MILAN -- Fiat Chrysler Automobiles would take big hit if President Donald Trump imposes tariffs on cars exported to the U.S. from global markets.
A 25 percent tariff on imports would reduce Fiat Chrysler's profits by up to 743 million euros ($866 million) annually, according to analysts Evercore ISI.
This figure is the worst-case scenario following Trump’s threat to impose tariffs on vehicle imports on national security grounds.
A 20 percent tariff on cars built in the European Union, which was also suggested by Trump, would see FCA profits decline by up to 526 million euros ($613 million), according to calculations by Evercore and Automotive News Europe.
Last year, FCA exported to the U.S. 158,553 cars and trucks from outside of the NAFTA area, up 3.7 percent from 2016, according to the Automotive News sales database. Sales rose 2.8 to 66,735 in the first five months compared with the same period in 2017.
Deliveries of Jeep Renegade small SUVs built in Melfi, Italy, account for nearly two-thirds of the total—103,434 in 2017.
All Alfa Romeo and Maserati nameplates sold in the U.S. are also made in Italy, as is the Fiat 500X crossover, which is built in the same plant as the Renegade.
If a high tariff is imposed on Renegades, “FCA will be examining a variety of options,” said George Galliers, an Evercore analyst. “These could include a push to upsell consumers into NAFTA-sourced vehicles, including the Compass and Cherokee models; keeping the European-sourced Renegade in the market but focusing on higher-specification versions; and looking to source Renegades for the U.S. market from Brazil, where it is also produced, or potentially localizing it in the U.S.”
In 2017, FCA exported 136,827 vehicles to the U.S. from the EU — all from Italy — up 4.2 percent from 2016.
According to figures from the U.S. Commerce Department, last year the U.S. imported $4.8 billion worth of passenger vehicles from Italy.

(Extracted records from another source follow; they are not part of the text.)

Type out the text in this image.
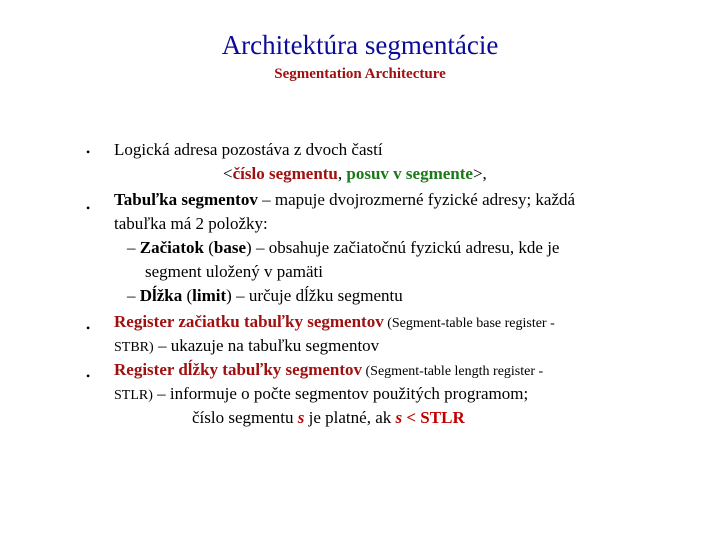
Architektúra segmentácie
Segmentation Architecture
• Logická adresa pozostáva z dvoch častí
<číslo segmentu, posuv v segmente>,
• Tabuľka segmentov – mapuje dvojrozmerné fyzické adresy; každá
tabuľka má 2 položky:
– Začiatok (base) – obsahuje začiatočnú fyzickú adresu, kde je
segment uložený v pamäti
– Dĺžka (limit) – určuje dĺžku segmentu
• Register začiatku tabuľky segmentov (Segment-table base register -
STBR) – ukazuje na tabuľku segmentov
• Register dĺžky tabuľky segmentov (Segment-table length register -
STLR) – informuje o počte segmentov použitých programom;
číslo segmentu s je platné, ak s < STLR
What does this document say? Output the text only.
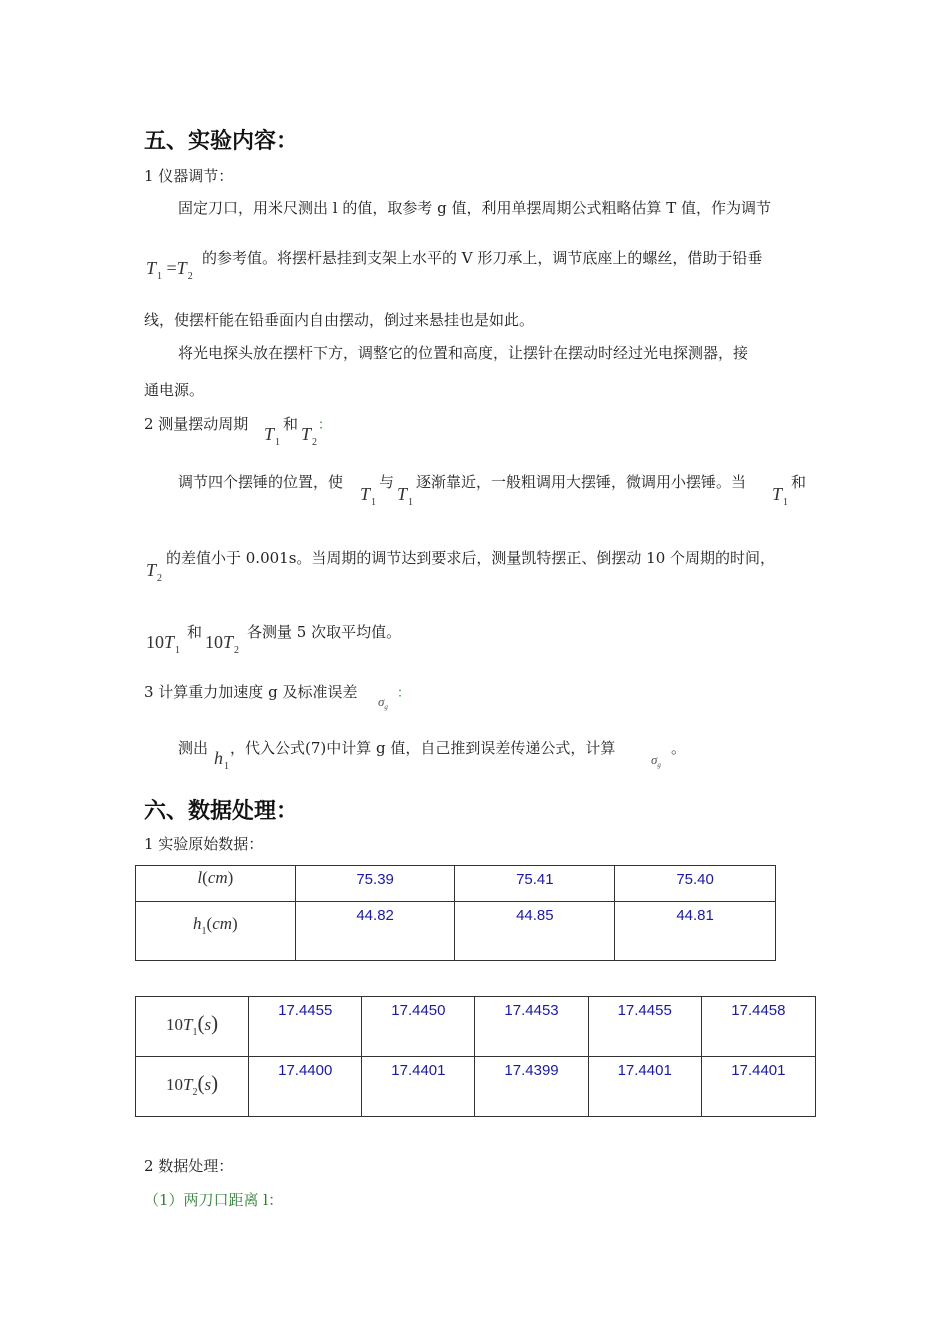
五、实验内容：
1 仪器调节：
固定刀口，用米尺测出 l 的值，取参考 g 值，利用单摆周期公式粗略估算 T 值，作为调节
$T_1 =T_2$
的参考值。将摆杆悬挂到支架上水平的 V 形刀承上，调节底座上的螺丝，借助于铅垂
线，使摆杆能在铅垂面内自由摆动，倒过来悬挂也是如此。
将光电探头放在摆杆下方，调整它的位置和高度，让摆针在摆动时经过光电探测器，接
通电源。
2 测量摆动周期 $T_1$
和 $T_2$
：
调节四个摆锤的位置，使
$T_1$
与
$T_1$
逐渐靠近，一般粗调用大摆锤，微调用小摆锤。当
$T_1$
和
$T_2$
的差值小于 0.001s。当周期的调节达到要求后，测量凯特摆正、倒摆动 10 个周期的时间，
$10T_1$
和 $10T_2$
各测量 5 次取平均值。
3 计算重力加速度 g 及标准误差
$\sigma_g$
：
测出 $h_1$
，代入公式(7)中计算 g 值，自己推到误差传递公式，计算
$\sigma_g$
。
六、数据处理：
1 实验原始数据：
l(cm)	75.39	75.41	75.40
$h_1(cm)$	44.82	44.85	44.81
$10T_1(s)$	17.4455	17.4450	17.4453	17.4455	17.4458
$10T_2(s)$	17.4400	17.4401	17.4399	17.4401	17.4401
2 数据处理：
（1）两刀口距离 l：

That nation was the third-biggest EU exporter of cars to the U.S. after Germany ($20.2 billion) and the UK ($8.6 billion).
FCA also exports vehicles to the U.S. from non-EU markets. These are the 500L minivan built in Serbia, the Ram Promaster City small van produced in Turkey and the Fiat 124 Spider roadster from Japan, where it is built by Mazda alongside the Mazda Mx-5.
About 9 percent of FCA’s unit sales in the U.S. are vehicles imported into the U.S. from outside of the NAFTA area, according to Evercore ISI, a higher figure than 6 percent for General Motors and 4 percent for Ford. With an estimated average revenue per vehicle of 22,000 euros, FCA imports generate 3.3 billion euro revenues a year, Evercore ISI said, with a profit margin of 3.5 percent and 116 million euro earnings before interest and taxes (EBIT).
Assuming the same revenue per vehicle of 22,000 euros, revenues from FCA vehicles imported from the EU were 3 billion euros in 2017; according to Automotive News Europe calculations. If the U.S. government raises import tariffs on cars imported from the EU to 20 percent from the current 2.5 percent, this would reduce the automaker’s EBIT by 526 million euros.
These calculations assume sales prices remain unchanged. FCA, like all competitors, could decide to raise prices and have the customers shoulder part of the burden. This option likely would lead to a large decline in vehicle sales.
FCA’s smaller vehicles are most exposed to the tariffs. Jeep Renegade prices in the U.S. start at $18,445 before sales tax, according to the company’s U.S. website. The additional tariff would have an impact of more than $3,000, pushing the crossover’s price above that of the Mexico-produced Jeep Compass, which starts at $21,095 in the U.S.
Italy jobs fears
Imposing a 25 percent import tariff on auto imports would pretty much destroy the business of importing cars from Europe/China to the U.S., Evercore ISI said in a note to investors.
FCA’s Melfi plant, 150 km east of Naples, would be badly hit. Last year the plant built 177,352 Renegades, according to the Federation of Italian Metalworkers (FCA does not release production numbers). U.S. exports accounted for 58 percent of Renegade production.
“We are worried by the possible impact on the Melfi plant, which is already facing the end of the Punto production this year,” said Michele De Palma, head of Italy's biggest metal workers union FIOM.
The United States already imposes a 25 percent on some vehicles imported into the country, the so-called "Chicken Tax." This applies to commercial vehicles and pick-ups, so vehicles such as the Renegade, as well as Alfa Romeo and Maserati vehicles sold in the U.S. are not impacted, said Evercore ISI’s Galliers.